ASX-listed aspiring central Africa lithium developer AVZ Minerals has poured $40 million into its coffers via a “heavily oversubscribed” capital raise, paving the way for the company to increase its ownership stake in its flagship Manono lithium and tin project in the DRC to 75 per cent. Funds from the share placement will also help advance early project capital works.
AVZ Minerals has poured a whopping $40 million into its coffers via a just closed “heavily oversubscribed” capital raise, paving the way for the company to take up an option to increase its ownership stake in its flagship Manono hard-rock lithium and tin project in the Democratic Republic of the Congo from 60 per cent to 75 per cent.
Funds from the share placement will also help advance initial capital works at the project, where AVZ is hoping to press the final investment decision go-button on development of the proposed Manono mining and processing operation and associated infrastructure during this financial year.
AVZ looks to be building strong backing for the Manono project, with the placement going well over its target raise – by a hefty $10 million. Management has opted to accept the oversubscription portion and not proceed with a $5 million share purchase plan.
Under the capital raise, the ASX-listed aspiring central Africa lithium developer will issue 307.69 million new AVZ shares at 13¢ each to sophisticated, professional and institutional investors and shareholders, expanding its total issued capital structure to about 3.2 billion shares.
The company says it now intends exercising its option to acquire a further 15 per cent equity interest in the Manono project from Dathomir Mining Resources for US$20 million.

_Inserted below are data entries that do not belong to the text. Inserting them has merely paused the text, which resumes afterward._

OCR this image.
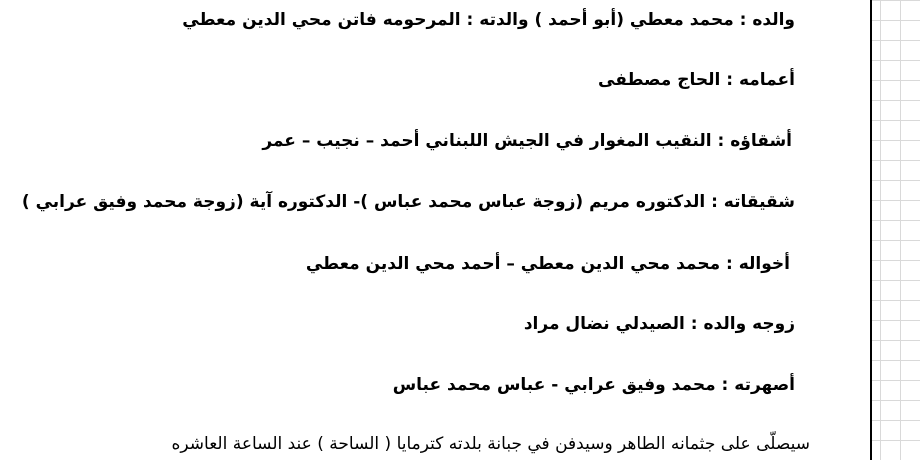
والده : محمد معطي (أبو أحمد ) والدته : المرحومه فاتن محي الدين معطي
أعمامه : الحاج مصطفى
أشقاؤه : النقيب المغوار في الجيش اللبناني أحمد – نجيب – عمر
شقيقاته : الدكتوره مريم (زوجة عباس محمد عباس )- الدكتوره آية (زوجة محمد وفيق عرابي )
أخواله : محمد محي الدين معطي – أحمد محي الدين معطي
زوجه والده : الصيدلي نضال مراد
أصهرته : محمد وفيق عرابي - عباس محمد عباس
سيصلّى على جثمانه الطاهر وسيدفن في جبانة بلدته كترمايا ( الساحة ) عند الساعة العاشره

Being able to tip $40 million into its treasury in one hit and attracting institutions from Australia and North America to its share register shows prospective Manono debt finance providers AVZ has a growing supportive non-retail shareholder base, laying a foundation from which to negotiate favourable loan terms.
In addition, it points to AVZ being able to meet minimum liquidity requirements, according to management.
AVZ Minerals Managing Director Nigel Ferguson said: “The capital raising marks an important milestone in our journey to develop the Manono project, providing AVZ with the required funds to increase the company’s stake in the project and secures the necessary working capital to commence the early capital works program.”
“Increasing AVZ’s equity stake to 75 per cent of the Manono project adds significant value to AVZ shareholders, including the possible option to attract strategic cornerstone equity partners at the project level, which will assist to de-risk and potentially accelerate Manono’s development.”
Early capital works will include increasing the Manono camp size to accommodate more employees and contractors during the main construction ramp-up.
The anticipated imminent release of the $465 million market-cap company’s optimised definitive feasibility study on the Manono project development will arm the AVZ board with the necessary economic and technical data to progress towards a final investment decision.
As well as finalisation of the optimised DFS, AVZ says the expected Manono mining licence approval will be a catalyst for the final investment decision.
AVZ recently tabled an updated measured, indicated and inferred mineral resource estimate for Manono’s main Roche Dure deposit of 401 million tonnes of spodumene-rich fresh pegmatite grading 1.65 per cent lithium oxide, 752 parts per million tin and 34ppm tantalum for about 6.64 million tonnes of contained lithium oxide.
In its capital raise presentation today, the average annual EBITDA for Manono – on a 100 per cent ownership basis – was put at a bumper US$380 million a year across an initial production life of 20 years.
AVZ has already locked in binding offtake contracts for 80 per cent of the forecast annual production of 700,000 tonnes of spodumene concentrate per annum, which is anticipated to be delivered via conventional open-cut mining at a low ore to waste strip ratio of 1:0.48.
The first tin offtake agreement covering 600tpa is also in place.
Last year’s first incarnation of the Manono DFS suggested pre-production capital costs of the proposed project development coming in at US$545 million, which AVZ noted in the presentation may be subject to change in the upcoming new DFS.